Wohl anschließend fuhren die NSKKler zum Schuhgeschäft Springmann (Fraunhoferstraße) und zum Stoffgeschäft der Brüder Springer (Steinergasse). Strittig ist, ob die Schaufenster schon von anderen NS-Mitgliedern eingeschlagen waren. Die NSKK gab sogar vor, die Waren vor Plünderern schützen zu wollen. Einem Anwohner, der von Fenster aus das Ausrauben beim Springer-Geschäft beobachtet hatte, wurde gedroht: "Halt dein Maul, sonst nehmen wir dich auch mit" und "Sonst hauen wir dir auch alles zusammen". Die Einrichtungen beider Geschäfte wurden teilweise demoliert, zahlreiche Waren entwendet und zur NSV-Dienststelle (Nationalsozialistische Volkswohlfahrt, Von-Leistner-Straße) mit mehreren Autos transportiert. Etliches wurde bald wieder zurückgegeben. Doch die Geschäfte mussten unmittelbar darauf endgültig geschlossen werden.

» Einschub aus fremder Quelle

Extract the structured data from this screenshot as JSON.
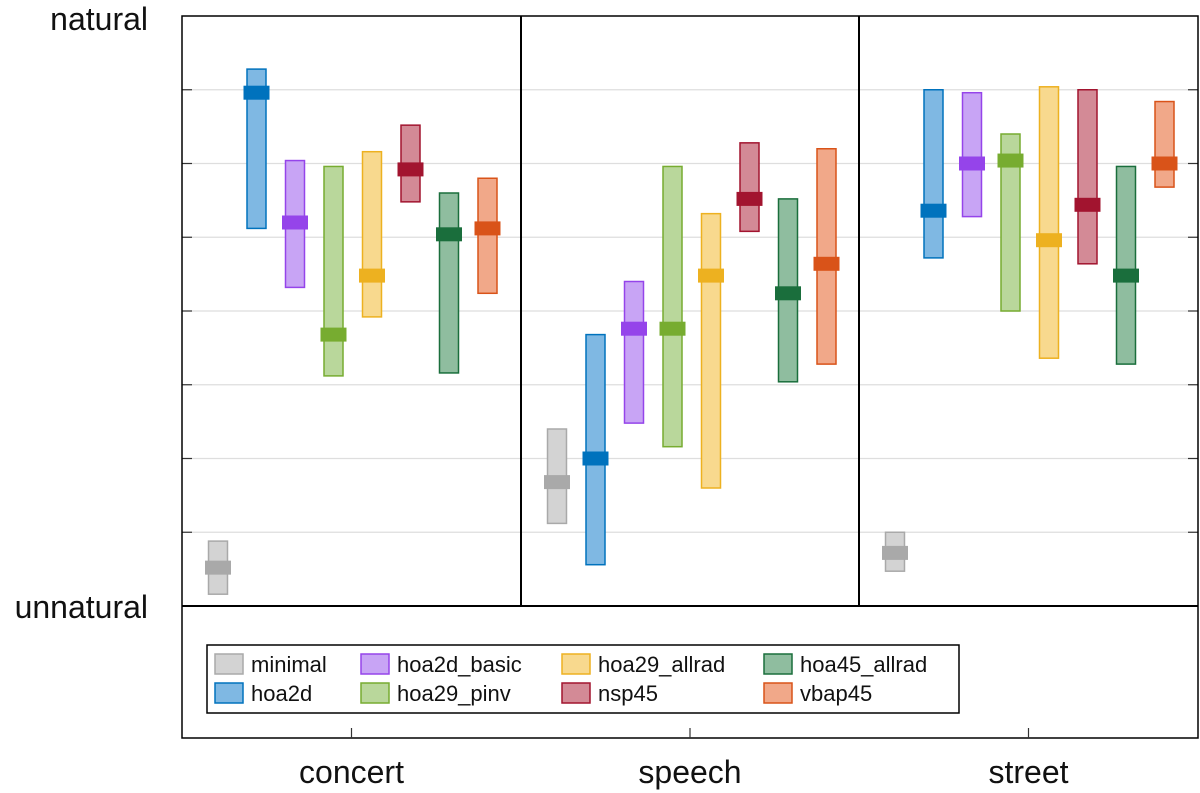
{
  "chart_data": {
    "type": "bar",
    "chart_style": "range-with-median",
    "ylim": [
      0,
      1
    ],
    "ytick_count": 8,
    "y_top_label": "natural",
    "y_bottom_label": "unnatural",
    "categories": [
      "concert",
      "speech",
      "street"
    ],
    "series": [
      {
        "name": "minimal",
        "fill": "#d3d3d3",
        "stroke": "#a9a9a9",
        "median_color": "#a9a9a9",
        "data": [
          {
            "low": 0.02,
            "high": 0.11,
            "median": 0.065
          },
          {
            "low": 0.14,
            "high": 0.3,
            "median": 0.21
          },
          {
            "low": 0.059,
            "high": 0.125,
            "median": 0.09
          }
        ]
      },
      {
        "name": "hoa2d",
        "fill": "#7fb8e3",
        "stroke": "#0072bd",
        "median_color": "#0072bd",
        "data": [
          {
            "low": 0.64,
            "high": 0.91,
            "median": 0.87
          },
          {
            "low": 0.07,
            "high": 0.46,
            "median": 0.25
          },
          {
            "low": 0.59,
            "high": 0.875,
            "median": 0.67
          }
        ]
      },
      {
        "name": "hoa2d_basic",
        "fill": "#c8a4f5",
        "stroke": "#9544ea",
        "median_color": "#9544ea",
        "data": [
          {
            "low": 0.54,
            "high": 0.755,
            "median": 0.65
          },
          {
            "low": 0.31,
            "high": 0.55,
            "median": 0.47
          },
          {
            "low": 0.66,
            "high": 0.87,
            "median": 0.75
          }
        ]
      },
      {
        "name": "hoa29_pinv",
        "fill": "#b9d79b",
        "stroke": "#77ac30",
        "median_color": "#77ac30",
        "data": [
          {
            "low": 0.39,
            "high": 0.745,
            "median": 0.46
          },
          {
            "low": 0.27,
            "high": 0.745,
            "median": 0.47
          },
          {
            "low": 0.5,
            "high": 0.8,
            "median": 0.755
          }
        ]
      },
      {
        "name": "hoa29_allrad",
        "fill": "#f8d98e",
        "stroke": "#edb120",
        "median_color": "#edb120",
        "data": [
          {
            "low": 0.49,
            "high": 0.77,
            "median": 0.56
          },
          {
            "low": 0.2,
            "high": 0.665,
            "median": 0.56
          },
          {
            "low": 0.42,
            "high": 0.88,
            "median": 0.62
          }
        ]
      },
      {
        "name": "nsp45",
        "fill": "#d38a96",
        "stroke": "#a2142f",
        "median_color": "#a2142f",
        "data": [
          {
            "low": 0.685,
            "high": 0.815,
            "median": 0.74
          },
          {
            "low": 0.635,
            "high": 0.785,
            "median": 0.69
          },
          {
            "low": 0.58,
            "high": 0.875,
            "median": 0.68
          }
        ]
      },
      {
        "name": "hoa45_allrad",
        "fill": "#8fbd9f",
        "stroke": "#1a6e3c",
        "median_color": "#1a6e3c",
        "data": [
          {
            "low": 0.395,
            "high": 0.7,
            "median": 0.63
          },
          {
            "low": 0.38,
            "high": 0.69,
            "median": 0.53
          },
          {
            "low": 0.41,
            "high": 0.745,
            "median": 0.56
          }
        ]
      },
      {
        "name": "vbap45",
        "fill": "#f1a889",
        "stroke": "#d95319",
        "median_color": "#d95319",
        "data": [
          {
            "low": 0.53,
            "high": 0.725,
            "median": 0.64
          },
          {
            "low": 0.41,
            "high": 0.775,
            "median": 0.58
          },
          {
            "low": 0.71,
            "high": 0.855,
            "median": 0.75
          }
        ]
      }
    ],
    "legend": {
      "placement": "bottom-left",
      "rows": [
        [
          "minimal",
          "hoa2d_basic",
          "hoa29_allrad",
          "hoa45_allrad"
        ],
        [
          "hoa2d",
          "hoa29_pinv",
          "nsp45",
          "vbap45"
        ]
      ]
    }
  }
}
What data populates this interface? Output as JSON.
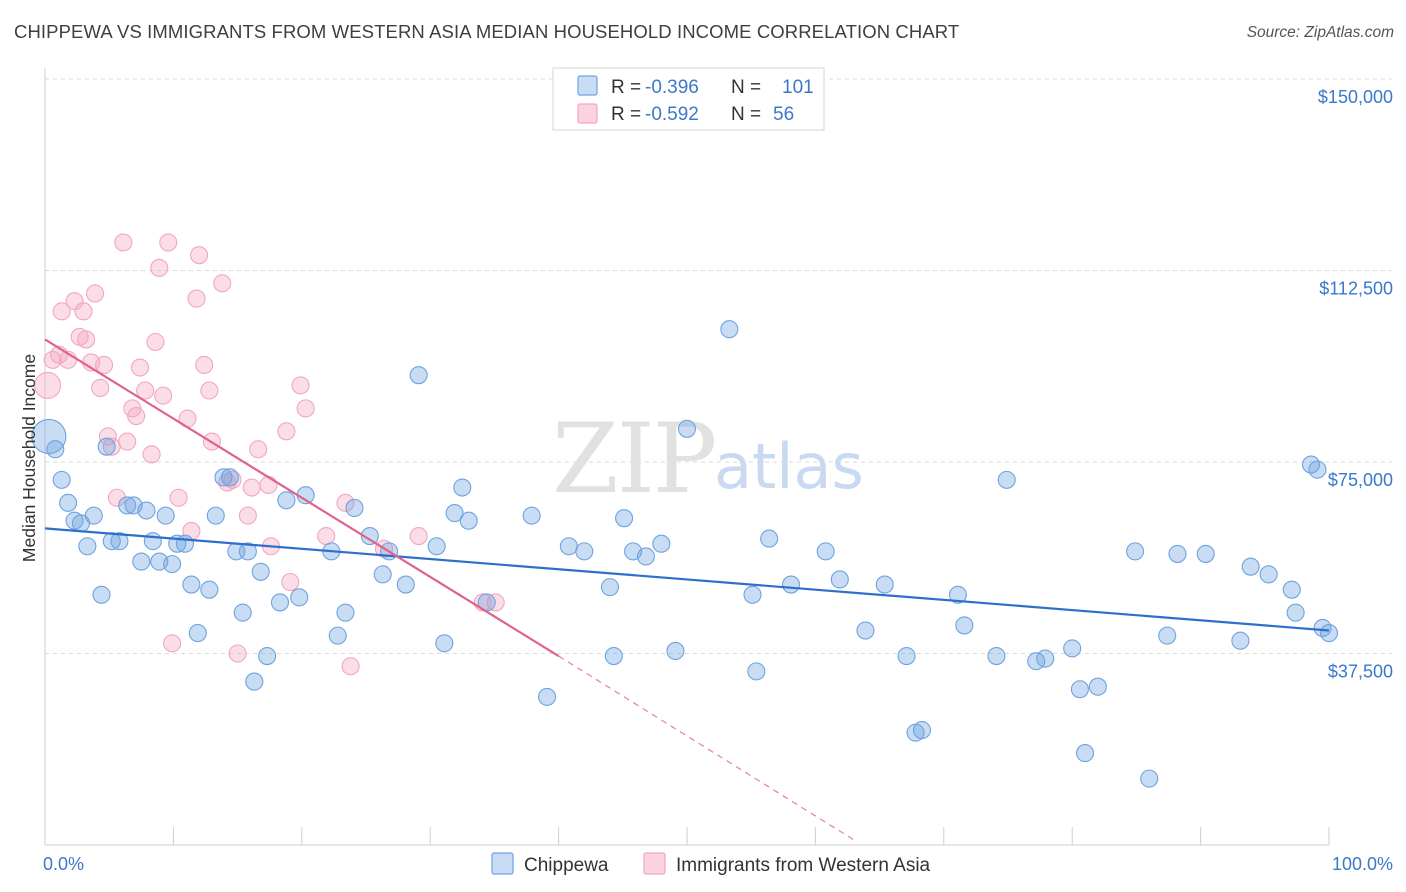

Schaufenster eingeschlagen und Waren geraubt: Schuhgeschäft Springmann in der Frauenhoferstraße (Stadtarchiv SR, Fotosammlung Weichhart-Schwarz 3157; hier Festzug des Volksfestes 1927)
Quelle: Guido Scharrer, in: SR-Tagblatt vom 8. November 2013
Verwüstungen und Verfolgungen in der Reichsprogromnacht in Straubing vor 75 Jahren – Teil 2
Blick von der Frauenempore auf den Triumphbogen mit dem Thoraschrein: heutige Andacht in der 1988/98 umfangreich renovierten Synagoge an der Wittelsbacherstraße.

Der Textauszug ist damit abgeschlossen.